There are a lot of reasons, both for employers and employees, to work together. First, as noted, many occupations simply can’t be done from home. And even for those that can, analysts worry about productivity. Stanford economist Nicholas Bloom fears a surge in home-based work “will create a productivity disaster for firms.” (This is a surprising turnaround, since Bloom in 2014 wrote a Harvard Business Review article entitled “To Raise Productivity, Let More Employees Work From Home.”)
The difference is pandemic-driven working from home often isn’t voluntary or planned well, so it often can be less productive. Especially for families with school-age children, the work environment isn’t controllable for noise or disruption. And working exclusively at home—versus some of the time in a planned strategy—could reduce innovation, which many analysts feel comes from sustained face-to-face interactions.

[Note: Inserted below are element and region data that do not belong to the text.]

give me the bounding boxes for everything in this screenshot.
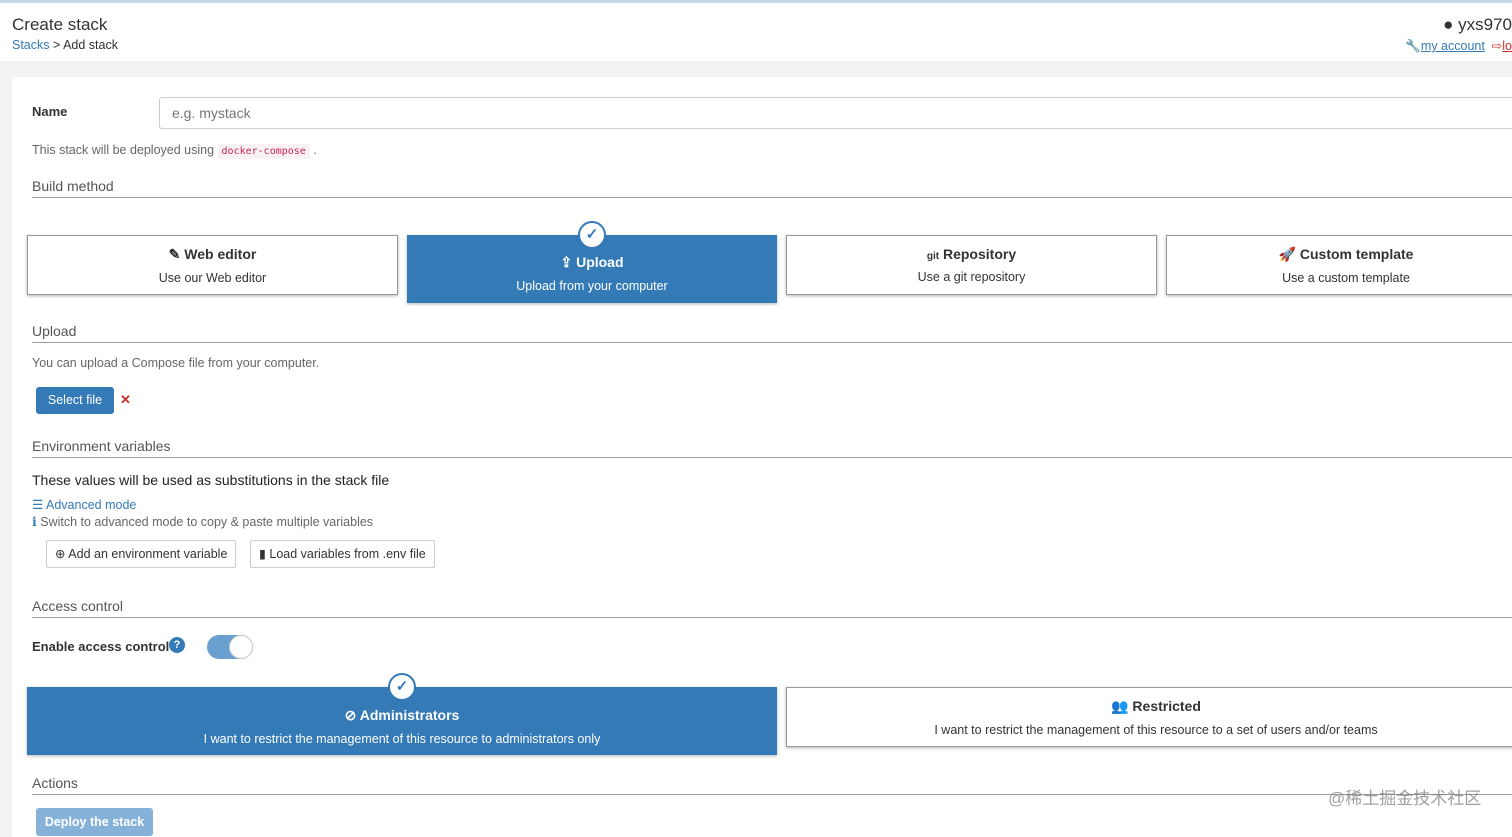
card-desc: Upload from your computer <box>516 279 668 293</box>
username: yxs970 <box>1458 15 1512 34</box>
card-title: Web editor <box>184 246 257 262</box>
build-method-custom-template[interactable]: 🚀 Custom template Use a custom template <box>1166 235 1512 295</box>
access-control-toggle[interactable] <box>207 635 253 659</box>
rocket-icon: 🚀 <box>1278 246 1296 262</box>
logout-icon: ⇨ <box>1491 39 1503 53</box>
clear-file-icon[interactable]: ✕ <box>120 392 131 407</box>
breadcrumb-sep: > <box>49 38 64 52</box>
env-heading: Environment variables <box>32 438 1512 458</box>
upload-desc: You can upload a Compose file from your … <box>32 356 320 370</box>
selected-check-icon: ✓ <box>578 221 606 249</box>
deploy-note: This stack will be deployed using docker… <box>32 143 317 159</box>
name-input[interactable] <box>159 97 1512 129</box>
top-header <box>0 3 1512 61</box>
add-env-variable-button[interactable]: ⊕ Add an environment variable <box>46 540 237 568</box>
users-icon: 👥 <box>1111 698 1129 714</box>
deploy-stack-button[interactable]: Deploy the stack <box>36 808 153 836</box>
advanced-mode-label: Advanced mode <box>46 498 137 512</box>
watermark: @稀土掘金技术社区 <box>1328 789 1482 808</box>
eye-slash-icon: ⊘ <box>344 707 357 723</box>
breadcrumb-stacks-link[interactable]: Stacks <box>12 38 50 52</box>
compose-code: docker-compose <box>217 144 310 159</box>
breadcrumb: Stacks > Add stack <box>12 38 118 52</box>
card-desc: I want to restrict the management of thi… <box>934 723 1378 737</box>
upload-heading: Upload <box>32 323 1512 343</box>
my-account-link[interactable]: my account <box>1420 39 1485 53</box>
logout-link[interactable]: lo <box>1502 39 1512 53</box>
info-icon: ℹ <box>32 515 37 529</box>
card-title: Upload <box>576 254 624 270</box>
build-method-repository[interactable]: git Repository Use a git repository <box>786 235 1157 295</box>
card-desc: Use our Web editor <box>158 271 267 285</box>
card-title: Custom template <box>1299 246 1414 262</box>
list-icon: ☰ <box>32 498 44 512</box>
edit-icon: ✎ <box>168 246 181 262</box>
card-desc: Use a git repository <box>917 270 1026 284</box>
wrench-icon: 🔧 <box>1405 39 1421 53</box>
user-links: 🔧my account ⇨lo <box>1405 38 1512 54</box>
access-restricted[interactable]: 👥 Restricted I want to restrict the manag… <box>786 687 1512 747</box>
plus-circle-icon: ⊕ <box>55 547 66 561</box>
advanced-mode-link[interactable]: ☰ Advanced mode <box>32 497 136 512</box>
access-control-heading: Access control <box>32 598 1512 618</box>
selected-check-icon: ✓ <box>388 673 416 701</box>
env-desc: These values will be used as substitutio… <box>32 472 390 488</box>
name-label: Name <box>32 104 68 119</box>
toggle-knob <box>229 635 253 659</box>
upload-icon: ⇪ <box>560 254 573 270</box>
build-method-heading: Build method <box>32 178 1512 198</box>
env-hint-text: Switch to advanced mode to copy & paste … <box>40 515 374 529</box>
deploy-note-end: . <box>313 143 317 157</box>
card-title: Administrators <box>359 707 460 723</box>
card-desc: I want to restrict the management of thi… <box>203 732 601 746</box>
breadcrumb-current: Add stack <box>63 38 118 52</box>
actions-heading: Actions <box>32 775 1512 795</box>
deploy-note-text: This stack will be deployed using <box>32 143 215 157</box>
help-icon[interactable]: ? <box>169 637 185 653</box>
card-title: Restricted <box>1132 698 1201 714</box>
load-env-label: Load variables from .env file <box>269 547 426 561</box>
file-icon: ▮ <box>259 547 266 561</box>
env-hint: ℹ Switch to advanced mode to copy & past… <box>32 514 373 529</box>
select-file-button[interactable]: Select file <box>36 387 114 414</box>
enable-access-label: Enable access control <box>32 639 170 654</box>
load-env-file-button[interactable]: ▮ Load variables from .env file <box>250 540 435 568</box>
build-method-web-editor[interactable]: ✎ Web editor Use our Web editor <box>27 235 398 295</box>
user-icon: ● <box>1443 15 1454 34</box>
page-title: Create stack <box>12 15 108 34</box>
add-env-label: Add an environment variable <box>68 547 228 561</box>
card-title: Repository <box>942 246 1017 262</box>
user-info: ● yxs970 <box>1443 15 1512 35</box>
card-desc: Use a custom template <box>1282 271 1410 285</box>
git-icon: git <box>926 251 940 262</box>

Face-to-face interactions also build networks, which help people advance in their careers. That’s why women professionals rightly fear being bumped onto the “mommy track” if they take child care leave.
As economist Heather Boushey has shown, our inadequate public policy for casework means women are pushed into providing care for children, along with the elderly and other dependents. This means their careers suffer along with overall productivity and innovation. So working at home could add a new lane to the “mommy track.”
Another barrier to working out of the office is management’s need to control work. Marxist economist Harry Braverman, in his famous book Labor and Monopoly Capital, showed how modern managerial methods evolved out of the need to discipline workers for maximum productivity. When I was writing a study of New York’s financial services industry, a senior manager illustrated this point, saying office jobs wouldn’t be relocated too far away because “you need to be able to go down the hall and yell at somebody.”
It’s clear that lots of employees want to work at home at least some of the time, as Forbes contributor John Koetsier has told us. But it’s less likely that employers will let them do so on a massive scale. Yahoo made a massive turnaround in 2013, ordering staff back to the office in order to increase productivity.
Because of Covid, companies like Google and Facebook have told workers they can work remotely until mid-2021. But Facebook also recently leased a massive new office location in mid-Manhattan. They’re going to put somebody in there.
So whatever Covid-driven spike we are seeing in home working will likely recede. It may become a new perk for highly skilled or highly sought-after workers. But it’s unlikely to become the “new normal,” even if many white-collar workers want it. Innovation, productivity, networking, and managerial control all are working against it.